Conforme destacado pelo Procon, a academia foi autuada com base nos artigos 6º, 20, 39 e 51 do Código de Defesa do Consumidor. O primeiro deles lista os direitos básicos como proteção à saúde/segurança, informação clara, proteção contra publicidade enganosa, modificação de cláusulas abusivas, reparação de danos e facilitação da defesa, incluindo a inversão do ônus da prova.

O Artigo 20, por sua vez, estabelece a responsabilidade do fornecedor por vício de qualidade em serviços. Isso ocorre quando o serviço é mal prestado, torna-se impróprio ao consumo, tem seu valor diminuído ou não corresponde ao que foi prometido na propaganda. 
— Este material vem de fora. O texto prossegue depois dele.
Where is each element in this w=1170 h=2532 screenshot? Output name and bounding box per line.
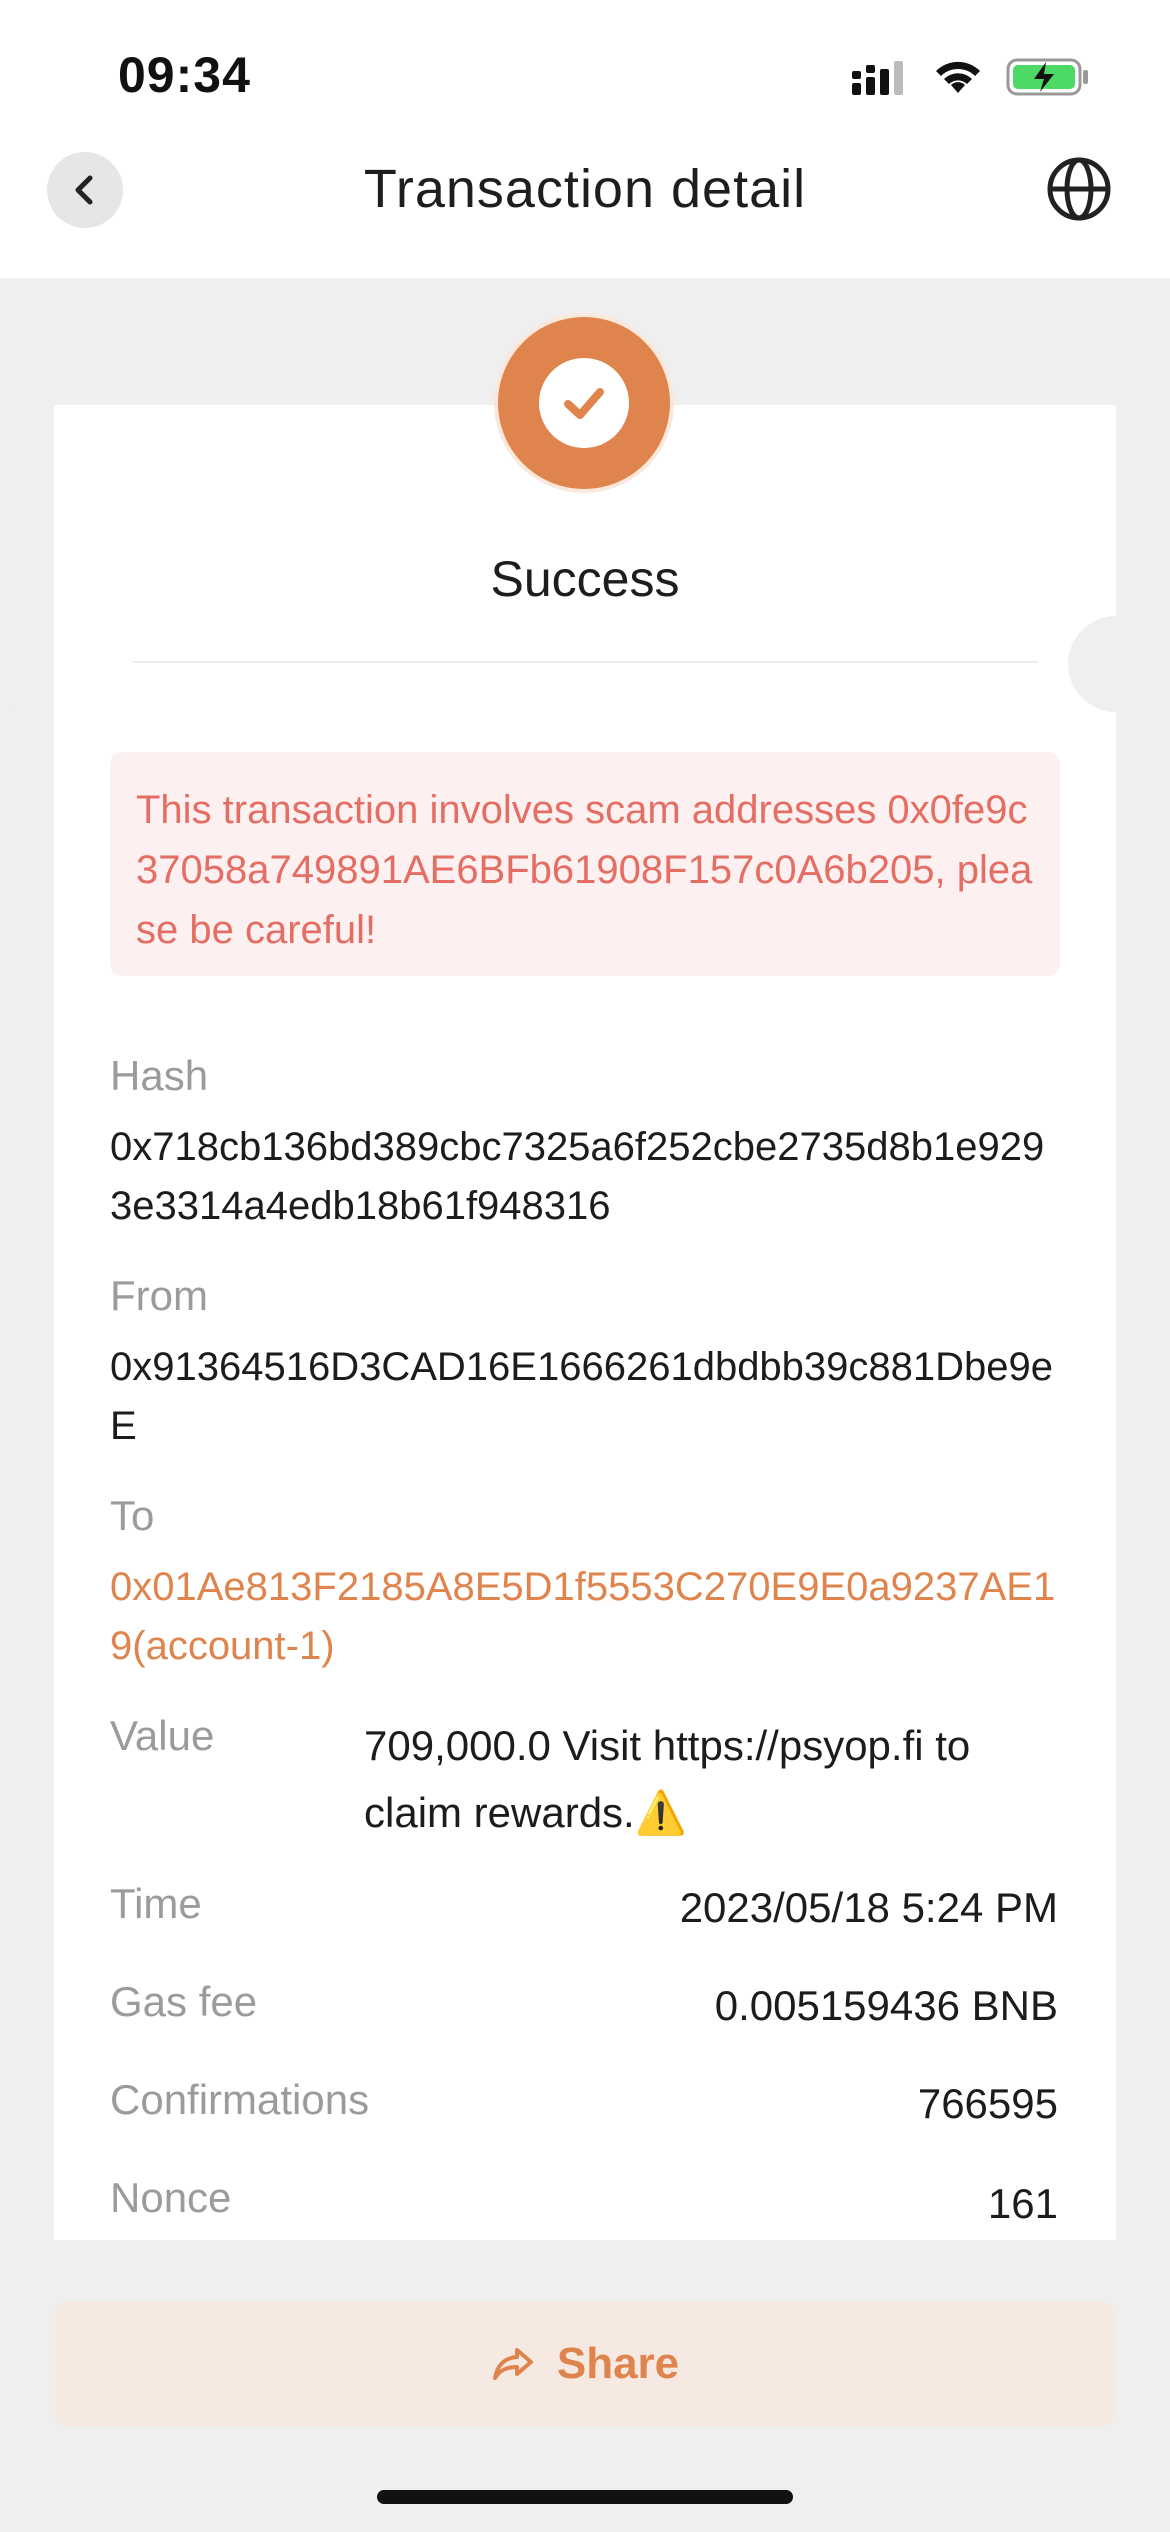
hash-value[interactable]: 0x718cb136bd389cbc7325a6f252cbe2735d8b1e… <box>110 1118 1060 1236</box>
from-label: From <box>110 1272 208 1319</box>
wifi-icon <box>936 61 980 93</box>
value-amount: 709,000.0 Visit https://psyop.fi to clai… <box>364 1722 971 1836</box>
confirmations-value: 766595 <box>917 2080 1058 2127</box>
scam-warning-banner: This transaction involves scam addresses… <box>110 752 1060 976</box>
transaction-card <box>54 405 1116 2240</box>
status-time: 09:34 <box>118 47 251 103</box>
confirmations-label: Confirmations <box>110 2076 370 2123</box>
success-icon-badge <box>494 313 674 493</box>
globe-icon <box>1047 157 1111 221</box>
ticket-notch-left <box>0 616 48 712</box>
battery-charging-icon <box>1006 58 1088 96</box>
divider <box>132 661 1038 663</box>
to-label: To <box>110 1492 155 1539</box>
hash-label: Hash <box>110 1052 209 1099</box>
from-address[interactable]: 0x91364516D3CAD16E1666261dbdbb39c881Dbe9… <box>110 1338 1060 1456</box>
signal-icon <box>852 61 903 95</box>
share-label: Share <box>556 2339 680 2388</box>
time-label: Time <box>110 1880 202 1927</box>
status-icons <box>850 52 1090 102</box>
to-address[interactable]: 0x01Ae813F2185A8E5D1f5553C270E9E0a9237AE… <box>110 1558 1060 1676</box>
page-title: Transaction detail <box>363 159 807 219</box>
share-arrow-icon <box>492 2348 533 2380</box>
scam-warning-text: This transaction involves scam addresses… <box>136 788 1033 952</box>
nonce-value: 161 <box>987 2180 1058 2227</box>
gas-fee-value: 0.005159436 BNB <box>714 1982 1058 2029</box>
checkmark-icon <box>564 388 604 419</box>
share-button[interactable]: Share <box>55 2302 1115 2426</box>
nonce-label: Nonce <box>110 2174 232 2221</box>
home-indicator <box>377 2490 793 2504</box>
globe-button[interactable] <box>1045 155 1113 223</box>
value-label: Value <box>110 1712 215 1759</box>
status-label: Success <box>490 551 680 607</box>
gas-fee-label: Gas fee <box>110 1978 258 2025</box>
time-value: 2023/05/18 5:24 PM <box>679 1884 1058 1931</box>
Já o Artigo 39 do CDC é visto como fundamental por listar as práticas abusivas que fornecedores são proibidos de realizar. Ele protege o consumidor contra abusos de poder econômico e táticas desleais de venda. 

Por fim, o O Artigo 51 estabelece que são nulas de pleno direito (sem efeito jurídico) as cláusulas contratuais relativas ao fornecimento de produtos ou serviços que coloquem o consumidor em desvantagem exagerada, sejam incompatíveis com a boa-fé ou equidade, ou transfiram responsabilidades a terceiros.